- Location of Teepee Creek in Alberta
- Coordinates: 55°22′27″N 118°24′35″W﻿ / ﻿55.3742°N 118.4097°W
- Country: Canada
- Province: Alberta
- Census division: No. 19
- Municipal district: County of Grande Prairie No. 1

Government
- • Type: Unincorporated
- • Reeve: Leanne Beaupre
- • Governing body: County of Grande Prairie No. 1 Council Leanne Beaupre; Corey Beck; Daryl Beeston; Harold Bulford; Peter Harris; Bob Marshall; Karen Rosvold; Ross Sutherland; Linda Dianne Waddy;
- Elevation: 650 m (2,130 ft)

Population (1981)
- • Total: 25
- Time zone: UTC−06:00 (Alberta Time)

= Teepee Creek =

Teepee Creek is a hamlet in northwest Alberta, Canada within the County of Grande Prairie No. 1. It is located north of Bezanson and east of Sexsmith, at the intersection of Highway 674 and Highway 733.

The hamlet is located in census division No. 19 and in the federal riding of Peace River.
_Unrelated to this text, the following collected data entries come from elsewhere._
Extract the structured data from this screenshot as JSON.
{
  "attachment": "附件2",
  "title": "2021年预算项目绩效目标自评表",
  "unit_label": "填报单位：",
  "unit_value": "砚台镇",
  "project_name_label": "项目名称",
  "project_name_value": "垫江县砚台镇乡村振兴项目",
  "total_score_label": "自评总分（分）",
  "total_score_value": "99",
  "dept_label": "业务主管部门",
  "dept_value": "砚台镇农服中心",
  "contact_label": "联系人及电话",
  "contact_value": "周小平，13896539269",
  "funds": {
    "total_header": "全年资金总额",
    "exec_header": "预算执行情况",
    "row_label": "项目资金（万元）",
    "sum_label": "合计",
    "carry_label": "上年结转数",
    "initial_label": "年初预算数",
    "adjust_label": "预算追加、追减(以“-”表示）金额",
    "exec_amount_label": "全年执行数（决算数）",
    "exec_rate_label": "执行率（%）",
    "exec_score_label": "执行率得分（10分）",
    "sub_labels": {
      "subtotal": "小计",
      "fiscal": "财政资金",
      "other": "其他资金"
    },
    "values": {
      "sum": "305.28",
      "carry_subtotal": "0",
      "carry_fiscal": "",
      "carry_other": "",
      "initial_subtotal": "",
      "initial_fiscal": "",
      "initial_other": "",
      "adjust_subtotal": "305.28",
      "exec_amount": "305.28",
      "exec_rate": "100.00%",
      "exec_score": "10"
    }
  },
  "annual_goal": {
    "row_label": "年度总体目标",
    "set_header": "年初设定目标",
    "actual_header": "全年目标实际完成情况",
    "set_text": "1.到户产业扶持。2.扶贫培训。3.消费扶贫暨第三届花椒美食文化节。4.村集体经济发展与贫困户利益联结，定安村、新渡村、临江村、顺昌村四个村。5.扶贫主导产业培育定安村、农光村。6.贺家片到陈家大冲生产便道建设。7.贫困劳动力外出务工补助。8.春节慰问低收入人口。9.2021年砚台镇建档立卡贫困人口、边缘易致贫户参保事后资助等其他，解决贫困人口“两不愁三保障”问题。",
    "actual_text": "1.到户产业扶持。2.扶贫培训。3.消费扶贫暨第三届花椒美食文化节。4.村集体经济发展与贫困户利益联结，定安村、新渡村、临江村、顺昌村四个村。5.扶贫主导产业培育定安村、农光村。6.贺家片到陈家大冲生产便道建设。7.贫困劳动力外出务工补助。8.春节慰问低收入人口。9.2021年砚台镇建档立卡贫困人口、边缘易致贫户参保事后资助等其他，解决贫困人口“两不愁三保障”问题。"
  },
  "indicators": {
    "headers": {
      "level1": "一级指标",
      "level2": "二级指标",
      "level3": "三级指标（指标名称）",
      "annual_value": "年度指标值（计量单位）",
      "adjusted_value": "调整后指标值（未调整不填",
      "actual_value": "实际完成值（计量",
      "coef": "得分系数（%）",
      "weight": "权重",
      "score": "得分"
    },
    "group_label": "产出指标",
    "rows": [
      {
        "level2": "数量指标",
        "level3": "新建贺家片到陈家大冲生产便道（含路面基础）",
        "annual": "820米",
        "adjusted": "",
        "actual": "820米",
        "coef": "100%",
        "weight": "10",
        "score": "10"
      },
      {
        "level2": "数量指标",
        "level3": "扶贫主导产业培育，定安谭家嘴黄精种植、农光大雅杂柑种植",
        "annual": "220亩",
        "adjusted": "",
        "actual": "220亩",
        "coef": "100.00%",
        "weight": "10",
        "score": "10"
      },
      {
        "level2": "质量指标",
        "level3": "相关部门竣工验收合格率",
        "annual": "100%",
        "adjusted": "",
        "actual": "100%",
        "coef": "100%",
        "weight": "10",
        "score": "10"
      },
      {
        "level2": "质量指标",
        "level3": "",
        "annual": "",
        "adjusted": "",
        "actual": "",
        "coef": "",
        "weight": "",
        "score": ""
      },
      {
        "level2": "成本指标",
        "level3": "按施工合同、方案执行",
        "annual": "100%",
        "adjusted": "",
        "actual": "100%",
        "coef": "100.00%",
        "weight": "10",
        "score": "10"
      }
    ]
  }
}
It was a farming and ranching community that became an oil and gas based economy during the 1980s.

== Demographics ==
Teepee Creek recorded a population of 25 in the 1981 Census of Population conducted by Statistics Canada.

== Amenities ==
As of 2006, the community had Teepee Creek School, community hall, fire hall and arena.

== Attractions ==
Teepee Creek is known to most people for its stampede. In the 1960s the stampede was the most popular rodeo in northern Alberta. The first stampede was held in 1917.